Just to close the loop on the story above (in case useful for others to read) - what happened next was that at the end of October, we tried to get him referred for clinical trials for 255-Ac, or for the Halda trial, but sadly his oncologist said he was too unwell by that point for them to be able to do it (he wouldn't have passed the screening criteria, in her view), and basically tried to lean us towards acceptance that Dad had basically run out of options. I was distraught, and hardly knew what to say to my Dad, and felt like I'd let him down - even though I knew it was out of our hands.
In hindsight, although it was a horrible thing to be told, she wasn't wrong, as a few weeks later he was in hospital as he had a bleed on the brain and couldn't walk anymore due to his disease spreading. He was in hospital from mid-November, and then a hospice from early December. Yet, given how unwell he was, we're very grateful that - despite being unable to even move himself in bed - speaking to him, he still felt like regular old Dad for most of the time he was in the hospice, and that was really valuable. Huge credit to Harlington Hospice staff who took excellent care of him, they cannot be thanked enough.
We spent lots of time with him in the last few years, and I know that time really meant a lot to him. At the hospice, he had tons of visitors (big family) - there was someone with him pretty much all the time that he was awake, the hospice staff said they'd rarely seen anyone so well visited, and that we can be proud of how well we supported him. He really wanted people around, and I think this helped occupy his mind. I would often fear for his mental wellbeing and how difficult this must have been for him to process, but we must have done a good job because my mother told me that he at one point said to her "you know, I'm surprised I'm not feeling depressed". He was a very practical person who would just get on with life and focus on what he could do to improve the situation he was in and make the most of it, whatever hand he was dealt. And I think we all did that.

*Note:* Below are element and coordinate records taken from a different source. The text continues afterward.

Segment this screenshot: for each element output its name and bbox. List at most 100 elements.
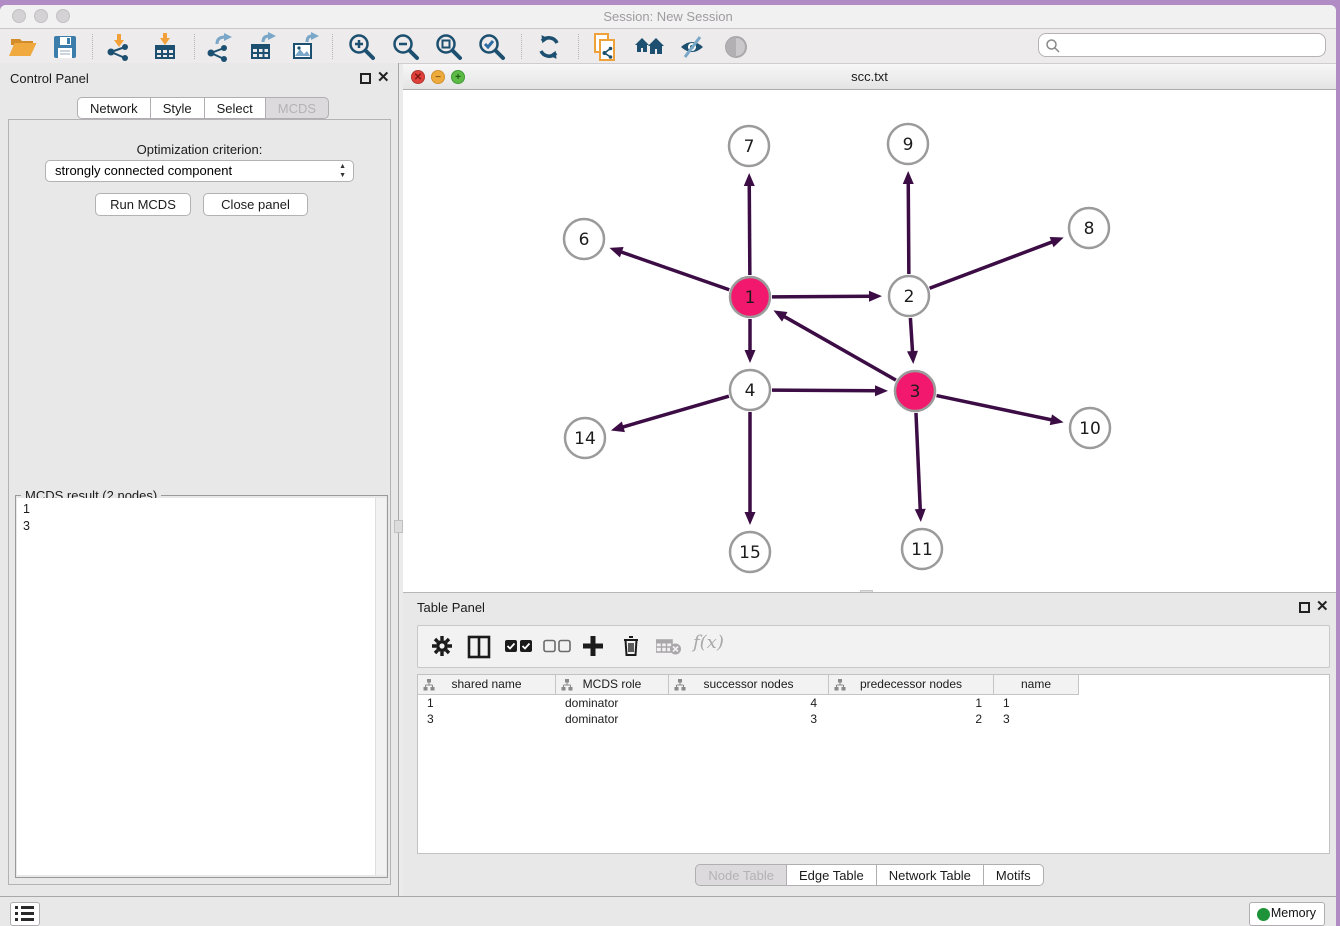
optimization-criterion-select[interactable]: strongly connected component ▲▼ (45, 160, 354, 182)
column-header-shared-name[interactable]: shared name (418, 675, 556, 695)
graph-edge-2-8[interactable] (930, 237, 1064, 288)
graph-edge-2-9[interactable] (903, 171, 914, 274)
delete-icon[interactable] (619, 634, 643, 663)
search-field[interactable] (1038, 33, 1326, 57)
zoom-fit-icon[interactable] (434, 32, 464, 62)
deselect-all-checkbox-icon[interactable] (543, 639, 571, 658)
network-canvas[interactable]: 7 9 6 8 1 2 4 3 14 10 15 11 (403, 90, 1336, 592)
open-folder-icon[interactable] (8, 32, 38, 62)
add-icon[interactable] (581, 634, 605, 663)
export-network-icon[interactable] (204, 32, 234, 62)
graph-node-2[interactable]: 2 (889, 276, 929, 316)
tab-style[interactable]: Style (151, 97, 205, 119)
memory-label: Memory (1271, 906, 1316, 920)
table-cell[interactable]: dominator (556, 711, 669, 727)
close-panel-button[interactable]: Close panel (203, 193, 308, 216)
svg-text:8: 8 (1084, 219, 1095, 239)
svg-text:10: 10 (1079, 419, 1101, 439)
import-table-icon[interactable] (150, 32, 180, 62)
import-network-icon[interactable] (104, 32, 134, 62)
tab-select[interactable]: Select (205, 97, 266, 119)
table-row[interactable]: 1dominator411 (418, 695, 1329, 711)
graph-node-7[interactable]: 7 (729, 126, 769, 166)
zoom-selected-icon[interactable] (477, 32, 507, 62)
table-cell[interactable]: 1 (418, 695, 556, 711)
eye-slash-icon[interactable] (677, 32, 707, 62)
mcds-result-text[interactable]: 1 3 (17, 498, 386, 875)
tab-edge-table[interactable]: Edge Table (787, 864, 877, 886)
duplicate-network-icon[interactable] (590, 32, 620, 62)
graph-node-1[interactable]: 1 (730, 277, 770, 317)
table-cell[interactable]: 2 (829, 711, 994, 727)
search-input[interactable] (1065, 36, 1319, 56)
table-cell[interactable]: 3 (418, 711, 556, 727)
graph-edge-4-14[interactable] (611, 396, 729, 432)
graph-edge-3-1[interactable] (773, 310, 895, 380)
graph-edge-1-4[interactable] (745, 319, 756, 363)
gear-icon[interactable] (430, 634, 454, 663)
tab-motifs[interactable]: Motifs (984, 864, 1044, 886)
table-toolbar: f(x) (417, 625, 1330, 668)
control-panel-tabs: NetworkStyleSelectMCDS (77, 97, 329, 119)
run-mcds-button[interactable]: Run MCDS (95, 193, 191, 216)
refresh-icon[interactable] (534, 32, 564, 62)
export-table-icon[interactable] (247, 32, 277, 62)
select-all-checkbox-icon[interactable] (505, 639, 533, 658)
column-header-successor-nodes[interactable]: successor nodes (669, 675, 829, 695)
graph-edge-3-11[interactable] (915, 413, 926, 522)
select-chevrons-icon: ▲▼ (339, 162, 346, 180)
graph-edge-2-3[interactable] (907, 318, 918, 364)
graph-node-9[interactable]: 9 (888, 124, 928, 164)
houses-icon[interactable] (633, 32, 663, 62)
svg-text:11: 11 (911, 540, 933, 560)
application-window: Session: New Session (0, 5, 1336, 926)
memory-button[interactable]: Memory (1249, 902, 1325, 926)
table-cell[interactable]: 3 (669, 711, 829, 727)
table-row[interactable]: 3dominator323 (418, 711, 1329, 727)
close-panel-icon[interactable]: ✕ (377, 68, 390, 86)
graph-node-4[interactable]: 4 (730, 370, 770, 410)
network-titlebar: ✕ − + scc.txt (403, 63, 1336, 90)
graph-edge-3-10[interactable] (937, 396, 1064, 426)
split-columns-icon[interactable] (467, 635, 491, 664)
graph-edge-1-7[interactable] (744, 173, 755, 275)
graph-node-6[interactable]: 6 (564, 219, 604, 259)
graph-edge-4-3[interactable] (772, 385, 888, 396)
tab-network[interactable]: Network (77, 97, 151, 119)
column-header-predecessor-nodes[interactable]: predecessor nodes (829, 675, 994, 695)
table-cell[interactable]: 4 (669, 695, 829, 711)
graph-node-3[interactable]: 3 (895, 371, 935, 411)
float-panel-icon[interactable] (360, 73, 371, 84)
table-float-icon[interactable] (1299, 602, 1310, 613)
toolbar-separator (332, 34, 333, 59)
tab-node-table[interactable]: Node Table (695, 864, 787, 886)
save-icon[interactable] (50, 32, 80, 62)
status-bar: Memory (0, 896, 1336, 926)
svg-text:4: 4 (745, 381, 756, 401)
graph-node-11[interactable]: 11 (902, 529, 942, 569)
graph-edge-1-2[interactable] (772, 291, 882, 302)
vertical-splitter-handle[interactable] (394, 520, 403, 533)
export-image-icon[interactable] (290, 32, 320, 62)
table-close-icon[interactable]: ✕ (1316, 597, 1329, 615)
tab-network-table[interactable]: Network Table (877, 864, 984, 886)
column-header-name[interactable]: name (994, 675, 1079, 695)
column-header-MCDS-role[interactable]: MCDS role (556, 675, 669, 695)
graph-node-8[interactable]: 8 (1069, 208, 1109, 248)
zoom-out-icon[interactable] (391, 32, 421, 62)
table-cell[interactable]: 1 (994, 695, 1079, 711)
delete-table-icon (656, 638, 682, 661)
optimization-criterion-label: Optimization criterion: (9, 142, 390, 157)
graph-edge-4-15[interactable] (745, 412, 756, 525)
mcds-result-scrollbar[interactable] (375, 498, 386, 875)
graph-node-15[interactable]: 15 (730, 532, 770, 572)
task-history-button[interactable] (10, 902, 40, 926)
table-cell[interactable]: 3 (994, 711, 1079, 727)
graph-node-10[interactable]: 10 (1070, 408, 1110, 448)
graph-edge-1-6[interactable] (609, 247, 729, 290)
tab-mcds[interactable]: MCDS (266, 97, 329, 119)
zoom-in-icon[interactable] (347, 32, 377, 62)
table-cell[interactable]: dominator (556, 695, 669, 711)
table-cell[interactable]: 1 (829, 695, 994, 711)
graph-node-14[interactable]: 14 (565, 418, 605, 458)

And as you can see from this thread, we were extremely thorough about exhausting all the possible treatment options too, so there are no regrets. I really hoped we'd have at least the 5-6 years people typically get with this diagnosis, especially given the outcome of his initial treatment was stronger than most. But - sometimes, this disease is just horribly aggressive, and sometimes there's just nothing you can do, as hard as that is to accept. Even throwing absolutely everything at it won't necessarily shift the dial. It was too late for my Dad, but I take solace in the fact that the Halda trial seems to be showing exceptional results for people who otherwise don't have any good options left, and that's something that could really be a gamechanger for people in future who were in my Dad's position.
It's taken me a while to update this thread, given how difficult the months have been since - but I wanted to sign off by saying thank you to those on this forum who had been so helpful in the last few years. Wishing all of you the best.